Category Archives: big-data

Web app using spark Processing hdfs data from a spring web app

In the xdata project I had to convert a stand alone Spring web app into a “big-data” web app running on a hadoop cluster. To do that, I chose to use apache spark and spark-hive because it provided the most practical interface. I however could not find any documentation or tutorial on such use of spark in java spring web application.

To test how to setup such application, I made two getting-started prototypes:

  1. A spring+spark web app: it implements a very simple web service that reads and converts files either on local file system or on hdfs, using spark.
  2. A spring+spark-hive web app: its implements simple web services that generates a hive table and requests content from it.

The main difficulty is about run-time dependencies: dependencies used for compilation (such as provided through maven) are not working together at run-time (at the time of writing this post).

To run stand alone app, one should add the `$SPARK_HOME/lib/spark-assembly-X.X.X-hadoopY.Y.Y.jar` (provided by the spark installation) to the classpath. For the spark-hive case, the datanucleus dependencies found in spark lib should also be added. Because, web app are run by a servlet container, such as tomcat or jetty, this jar should be added:

  1. Either to the war file, such as recommended for web app. It is however a 140Mb dep. This is what is used in the spring+spark web app (1).
  2. Or to the class path of the servlet container. This is what is used in the spring+spark-hive web app (2) which is added to the maven jetty plugin.

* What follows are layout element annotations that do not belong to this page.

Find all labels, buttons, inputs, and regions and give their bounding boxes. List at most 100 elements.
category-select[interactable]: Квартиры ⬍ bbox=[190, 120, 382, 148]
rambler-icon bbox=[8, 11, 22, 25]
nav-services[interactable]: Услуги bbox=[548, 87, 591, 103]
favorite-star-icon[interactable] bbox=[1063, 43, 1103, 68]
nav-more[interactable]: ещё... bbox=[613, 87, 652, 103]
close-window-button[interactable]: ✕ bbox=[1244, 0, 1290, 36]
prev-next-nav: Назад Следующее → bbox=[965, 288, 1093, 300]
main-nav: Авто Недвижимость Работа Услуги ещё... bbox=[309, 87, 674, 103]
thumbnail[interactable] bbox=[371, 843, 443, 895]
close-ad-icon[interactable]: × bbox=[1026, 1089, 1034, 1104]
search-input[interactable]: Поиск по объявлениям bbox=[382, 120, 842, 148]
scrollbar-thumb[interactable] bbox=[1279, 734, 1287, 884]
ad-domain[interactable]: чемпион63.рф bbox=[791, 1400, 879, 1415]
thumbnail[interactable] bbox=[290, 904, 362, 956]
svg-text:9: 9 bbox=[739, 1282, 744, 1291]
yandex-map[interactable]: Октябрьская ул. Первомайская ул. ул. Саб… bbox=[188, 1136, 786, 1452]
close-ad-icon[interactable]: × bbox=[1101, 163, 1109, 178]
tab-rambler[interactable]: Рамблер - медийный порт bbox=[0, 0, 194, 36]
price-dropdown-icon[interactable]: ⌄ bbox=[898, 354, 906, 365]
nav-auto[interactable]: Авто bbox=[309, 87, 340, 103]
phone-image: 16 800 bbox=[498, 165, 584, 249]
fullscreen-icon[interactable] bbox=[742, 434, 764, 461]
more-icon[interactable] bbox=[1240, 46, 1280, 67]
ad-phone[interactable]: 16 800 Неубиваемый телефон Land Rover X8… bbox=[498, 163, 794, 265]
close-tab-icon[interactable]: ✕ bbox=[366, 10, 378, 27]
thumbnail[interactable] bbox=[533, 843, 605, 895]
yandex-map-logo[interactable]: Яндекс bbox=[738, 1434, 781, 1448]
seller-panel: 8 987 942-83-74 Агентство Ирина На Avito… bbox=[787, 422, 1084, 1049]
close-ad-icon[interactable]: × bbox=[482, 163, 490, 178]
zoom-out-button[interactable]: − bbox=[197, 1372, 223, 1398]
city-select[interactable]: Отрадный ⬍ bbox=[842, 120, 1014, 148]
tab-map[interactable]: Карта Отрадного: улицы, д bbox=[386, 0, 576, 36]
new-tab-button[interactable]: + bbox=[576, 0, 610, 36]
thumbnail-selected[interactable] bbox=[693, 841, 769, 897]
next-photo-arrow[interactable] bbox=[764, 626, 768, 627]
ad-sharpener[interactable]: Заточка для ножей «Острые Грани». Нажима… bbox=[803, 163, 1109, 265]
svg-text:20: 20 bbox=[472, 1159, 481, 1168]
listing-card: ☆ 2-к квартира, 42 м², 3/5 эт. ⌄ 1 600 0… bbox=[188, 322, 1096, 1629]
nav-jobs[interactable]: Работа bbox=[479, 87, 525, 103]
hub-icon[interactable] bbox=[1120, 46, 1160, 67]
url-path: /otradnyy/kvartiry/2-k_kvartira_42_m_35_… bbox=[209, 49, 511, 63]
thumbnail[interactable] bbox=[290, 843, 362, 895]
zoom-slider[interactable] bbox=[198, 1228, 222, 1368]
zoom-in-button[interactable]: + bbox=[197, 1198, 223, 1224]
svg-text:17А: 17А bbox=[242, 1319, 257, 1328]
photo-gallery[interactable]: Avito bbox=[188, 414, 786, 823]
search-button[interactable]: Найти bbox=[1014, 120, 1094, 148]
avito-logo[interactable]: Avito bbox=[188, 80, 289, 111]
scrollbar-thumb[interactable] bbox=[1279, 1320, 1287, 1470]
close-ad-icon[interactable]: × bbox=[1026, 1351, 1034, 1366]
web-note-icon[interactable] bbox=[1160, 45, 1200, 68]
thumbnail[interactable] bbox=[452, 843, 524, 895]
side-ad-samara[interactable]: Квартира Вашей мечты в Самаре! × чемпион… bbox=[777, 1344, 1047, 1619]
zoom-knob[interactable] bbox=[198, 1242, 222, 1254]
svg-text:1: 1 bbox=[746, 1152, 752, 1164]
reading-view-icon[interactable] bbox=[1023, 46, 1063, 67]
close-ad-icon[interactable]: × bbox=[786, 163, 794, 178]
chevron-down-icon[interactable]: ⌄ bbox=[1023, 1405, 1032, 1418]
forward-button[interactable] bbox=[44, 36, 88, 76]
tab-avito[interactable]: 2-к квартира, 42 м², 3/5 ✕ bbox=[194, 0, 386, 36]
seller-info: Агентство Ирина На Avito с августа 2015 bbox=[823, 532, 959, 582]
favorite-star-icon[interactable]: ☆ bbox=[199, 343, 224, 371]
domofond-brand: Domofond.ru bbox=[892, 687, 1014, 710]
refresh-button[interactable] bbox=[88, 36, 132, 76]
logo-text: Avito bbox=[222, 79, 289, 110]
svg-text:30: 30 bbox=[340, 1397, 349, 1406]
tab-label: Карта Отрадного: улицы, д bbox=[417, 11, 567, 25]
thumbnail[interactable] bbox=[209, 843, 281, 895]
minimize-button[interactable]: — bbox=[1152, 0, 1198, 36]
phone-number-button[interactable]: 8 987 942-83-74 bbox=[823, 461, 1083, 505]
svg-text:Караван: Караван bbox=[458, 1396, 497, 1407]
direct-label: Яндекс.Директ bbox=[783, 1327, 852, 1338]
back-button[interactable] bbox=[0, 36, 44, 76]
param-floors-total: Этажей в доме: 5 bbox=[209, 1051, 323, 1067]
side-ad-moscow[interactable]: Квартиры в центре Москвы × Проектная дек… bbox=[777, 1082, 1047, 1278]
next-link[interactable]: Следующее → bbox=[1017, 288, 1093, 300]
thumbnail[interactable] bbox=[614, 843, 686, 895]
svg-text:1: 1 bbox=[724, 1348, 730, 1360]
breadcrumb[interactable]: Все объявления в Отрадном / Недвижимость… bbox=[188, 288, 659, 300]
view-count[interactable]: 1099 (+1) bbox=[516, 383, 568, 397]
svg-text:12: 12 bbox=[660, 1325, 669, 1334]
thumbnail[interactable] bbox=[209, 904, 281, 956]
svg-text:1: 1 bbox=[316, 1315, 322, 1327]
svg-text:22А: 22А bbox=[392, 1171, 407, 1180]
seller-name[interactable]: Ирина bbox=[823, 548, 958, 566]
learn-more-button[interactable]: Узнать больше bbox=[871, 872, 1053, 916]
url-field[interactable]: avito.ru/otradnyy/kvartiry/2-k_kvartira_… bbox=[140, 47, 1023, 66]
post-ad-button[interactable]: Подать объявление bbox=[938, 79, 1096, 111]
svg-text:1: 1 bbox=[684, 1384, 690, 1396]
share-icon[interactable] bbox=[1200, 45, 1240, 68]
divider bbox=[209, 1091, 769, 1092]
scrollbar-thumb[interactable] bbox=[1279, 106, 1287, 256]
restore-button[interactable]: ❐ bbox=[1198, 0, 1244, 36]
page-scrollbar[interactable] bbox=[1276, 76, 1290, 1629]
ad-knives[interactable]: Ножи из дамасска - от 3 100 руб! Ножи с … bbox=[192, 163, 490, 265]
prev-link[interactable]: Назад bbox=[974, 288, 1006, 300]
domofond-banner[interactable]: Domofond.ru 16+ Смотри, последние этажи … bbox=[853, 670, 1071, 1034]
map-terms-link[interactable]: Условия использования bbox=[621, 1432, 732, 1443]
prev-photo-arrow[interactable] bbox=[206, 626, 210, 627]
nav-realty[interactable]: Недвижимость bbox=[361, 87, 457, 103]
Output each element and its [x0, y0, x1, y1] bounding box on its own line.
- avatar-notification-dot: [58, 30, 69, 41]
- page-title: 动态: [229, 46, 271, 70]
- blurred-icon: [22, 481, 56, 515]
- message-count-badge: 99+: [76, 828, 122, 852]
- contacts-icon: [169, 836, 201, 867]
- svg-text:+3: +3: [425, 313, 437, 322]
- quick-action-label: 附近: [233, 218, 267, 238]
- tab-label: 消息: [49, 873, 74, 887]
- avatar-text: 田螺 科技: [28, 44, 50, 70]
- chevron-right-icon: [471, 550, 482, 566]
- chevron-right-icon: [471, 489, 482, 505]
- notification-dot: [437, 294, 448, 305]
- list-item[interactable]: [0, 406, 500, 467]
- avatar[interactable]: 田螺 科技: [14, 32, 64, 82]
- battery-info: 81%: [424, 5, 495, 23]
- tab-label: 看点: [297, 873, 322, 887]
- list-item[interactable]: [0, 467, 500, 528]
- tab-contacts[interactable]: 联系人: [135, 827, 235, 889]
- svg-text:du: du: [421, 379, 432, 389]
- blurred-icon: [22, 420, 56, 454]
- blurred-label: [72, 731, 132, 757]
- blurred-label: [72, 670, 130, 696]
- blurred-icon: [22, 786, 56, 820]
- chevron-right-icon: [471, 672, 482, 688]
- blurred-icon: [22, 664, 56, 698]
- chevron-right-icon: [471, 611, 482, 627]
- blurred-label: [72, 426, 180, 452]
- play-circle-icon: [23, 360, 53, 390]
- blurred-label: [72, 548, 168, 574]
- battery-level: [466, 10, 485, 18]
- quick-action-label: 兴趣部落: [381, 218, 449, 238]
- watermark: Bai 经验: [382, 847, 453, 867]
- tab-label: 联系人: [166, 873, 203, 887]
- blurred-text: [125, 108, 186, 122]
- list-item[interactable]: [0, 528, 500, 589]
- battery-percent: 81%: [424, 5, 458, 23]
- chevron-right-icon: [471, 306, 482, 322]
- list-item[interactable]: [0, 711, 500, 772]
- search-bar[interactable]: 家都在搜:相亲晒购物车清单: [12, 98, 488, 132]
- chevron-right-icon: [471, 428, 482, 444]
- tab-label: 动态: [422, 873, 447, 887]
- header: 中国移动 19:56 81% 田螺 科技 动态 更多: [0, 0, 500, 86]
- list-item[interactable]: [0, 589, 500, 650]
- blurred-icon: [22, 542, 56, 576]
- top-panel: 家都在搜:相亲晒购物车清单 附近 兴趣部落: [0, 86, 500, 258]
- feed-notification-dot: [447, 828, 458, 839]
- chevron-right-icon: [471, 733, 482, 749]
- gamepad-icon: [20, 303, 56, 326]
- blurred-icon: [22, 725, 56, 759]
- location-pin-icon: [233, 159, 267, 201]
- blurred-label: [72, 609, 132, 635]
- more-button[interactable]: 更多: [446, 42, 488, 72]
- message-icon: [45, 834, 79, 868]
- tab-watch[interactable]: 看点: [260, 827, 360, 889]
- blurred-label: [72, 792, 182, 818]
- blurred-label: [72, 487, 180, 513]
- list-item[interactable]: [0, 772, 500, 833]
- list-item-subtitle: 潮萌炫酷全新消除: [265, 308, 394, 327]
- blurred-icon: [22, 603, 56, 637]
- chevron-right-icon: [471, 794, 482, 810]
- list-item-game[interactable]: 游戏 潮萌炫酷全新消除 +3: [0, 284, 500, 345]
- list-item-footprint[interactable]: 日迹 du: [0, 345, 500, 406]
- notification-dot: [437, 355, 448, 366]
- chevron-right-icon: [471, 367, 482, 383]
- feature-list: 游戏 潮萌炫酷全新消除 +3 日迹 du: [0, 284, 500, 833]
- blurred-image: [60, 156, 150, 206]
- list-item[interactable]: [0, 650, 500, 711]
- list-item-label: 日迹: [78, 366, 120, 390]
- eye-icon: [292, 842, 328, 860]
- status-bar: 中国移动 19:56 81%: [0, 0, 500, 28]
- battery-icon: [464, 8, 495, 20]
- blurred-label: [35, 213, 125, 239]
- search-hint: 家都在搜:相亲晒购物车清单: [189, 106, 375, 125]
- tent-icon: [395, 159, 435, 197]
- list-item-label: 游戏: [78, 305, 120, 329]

For my (professional) work, I choosed the second solution: add the spark jar to maven jetty plugin which is used during development, and I included the jetty-runner to the project which I run with spark jar added to to classpath (using the `–jar` option).

XData project Data integration on hadoop cluster

The XData project is a french collaborative project between industrials, startups as well as big companies, and academics. Its main objective is to develop innovative  commercial product constructed from the integration of private data with open data.

I mostly work on the xdata “movement analytics” application. More specifically on:

  1. The data integration of the movement data type: any type of data that represent people movement such as housing or companies moving, as well as tourist displacement. The integration is done in two main parts: first a generalized data structure cas defined with a generic data descriptor to allow importing any data set containing movement data ; second an automated data query algorithm has been defined to select suitable movement entry with respect to geographical and temporal area and granularity.
  2. The transfer of the stand alone prototype of the web application, which use mysql and spring technologies, on the hadoop cluster of the xdata project, in particular using spark and hive.